LIFE is unpredictable; we must be prepared and we need universal healthcare. 

Wednesday, November 13, 2013

Commanding November 13, 2013

Who likes to be told what to do? Who likes to be ordered around by a demanding, insistent spouse?
I do and of course I'll relate the story:

I arrived early at the memory care enter on Veteran's Day to check that my husband was well groomed for the annual event. He was quiet and complied willingly as I decided he should have clean khakis to wear. We walked together calmly to the Day Club where the service for the veterans was being set up outside by the flagpole.
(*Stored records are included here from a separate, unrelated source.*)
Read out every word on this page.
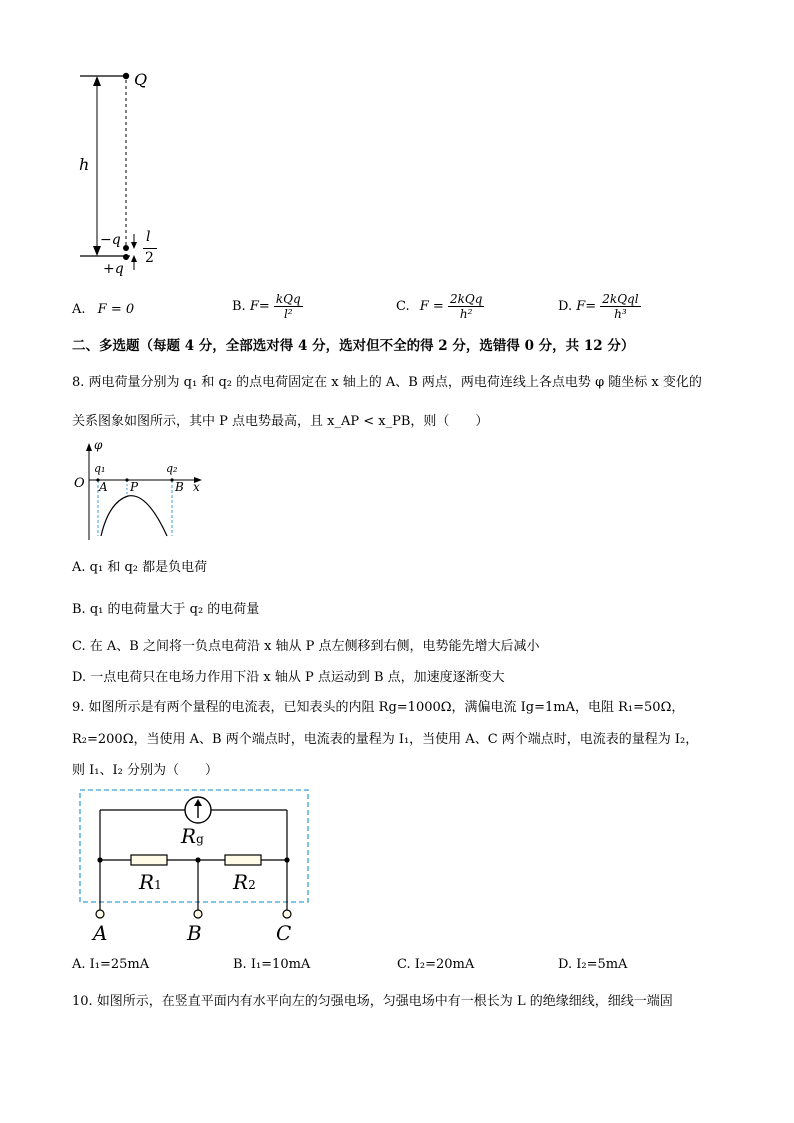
Q
h
−q
+q
l
2
A. F = 0	B. $F= \frac{\text{kQq}}{\text{l²}}$	C. $F = \frac{\text{2kQq}}{\text{h²}}$	D. $F= \frac{\text{2kQql}}{\text{h³}}$
二、多选题（每题 4 分，全部选对得 4 分，选对但不全的得 2 分，选错得 0 分，共 12 分）
8. 两电荷量分别为 q₁ 和 q₂ 的点电荷固定在 x 轴上的 A、B 两点，两电荷连线上各点电势 φ 随坐标 x 变化的
关系图象如图所示，其中 P 点电势最高，且 x_AP < x_PB，则（　　）
φ
O
q₁	q₂
A P	B x
A. q₁ 和 q₂ 都是负电荷
B. q₁ 的电荷量大于 q₂ 的电荷量
C. 在 A、B 之间将一负点电荷沿 x 轴从 P 点左侧移到右侧，电势能先增大后减小
D. 一点电荷只在电场力作用下沿 x 轴从 P 点运动到 B 点，加速度逐渐变大
9. 如图所示是有两个量程的电流表，已知表头的内阻 Rg=1000Ω，满偏电流 Ig=1mA，电阻 R₁=50Ω，
R₂=200Ω，当使用 A、B 两个端点时，电流表的量程为 I₁，当使用 A、C 两个端点时，电流表的量程为 I₂，
则 I₁、I₂ 分别为（　　）
Rg
R1	R2
A	B	C
A. I₁=25mA	B. I₁=10mA	C. I₂=20mA	D. I₂=5mA
10. 如图所示，在竖直平面内有水平向左的匀强电场，匀强电场中有一根长为 L 的绝缘细线，细线一端固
The only spot with a bit of shade was in the last row in the corner where we headed.
As soon as we were seated, another resident and his wife joined us and she is my witness to the conversation that ensued.
Bob: I want to sit up front
Me, surprised: Sorry those empty seats are for the flag bearers.
Bob: Let's get out of here
Me: Soon we'll go feed the ducks in the pond, after the singing.
Bob: Get the car
Me:shocked surprise at  this lucid, clear well articulated demand.

We did sit through the short flag-raising service where my Army veteran husband was given a scroll of appreciation and a small flag in honor of his service to our country as were  56 other residental and day club participants and our director who was handsomely attired in his Air Force Major uniform.

Bob continued to be clear and direct all afternoon, not liking the park "too hot" and saying he's hungry. We went to his favorite fast food restaurant where he ate a whole cheeseburger, french fries and a vanilla milkshake, delightedly. He needed assistance which my son gladly provided; we love to see him eat! Hospice has re-evaluated him and finds him not eligible which is good. There are still events in which he can participate with some joy and he can feel some success in having me do as he wishes.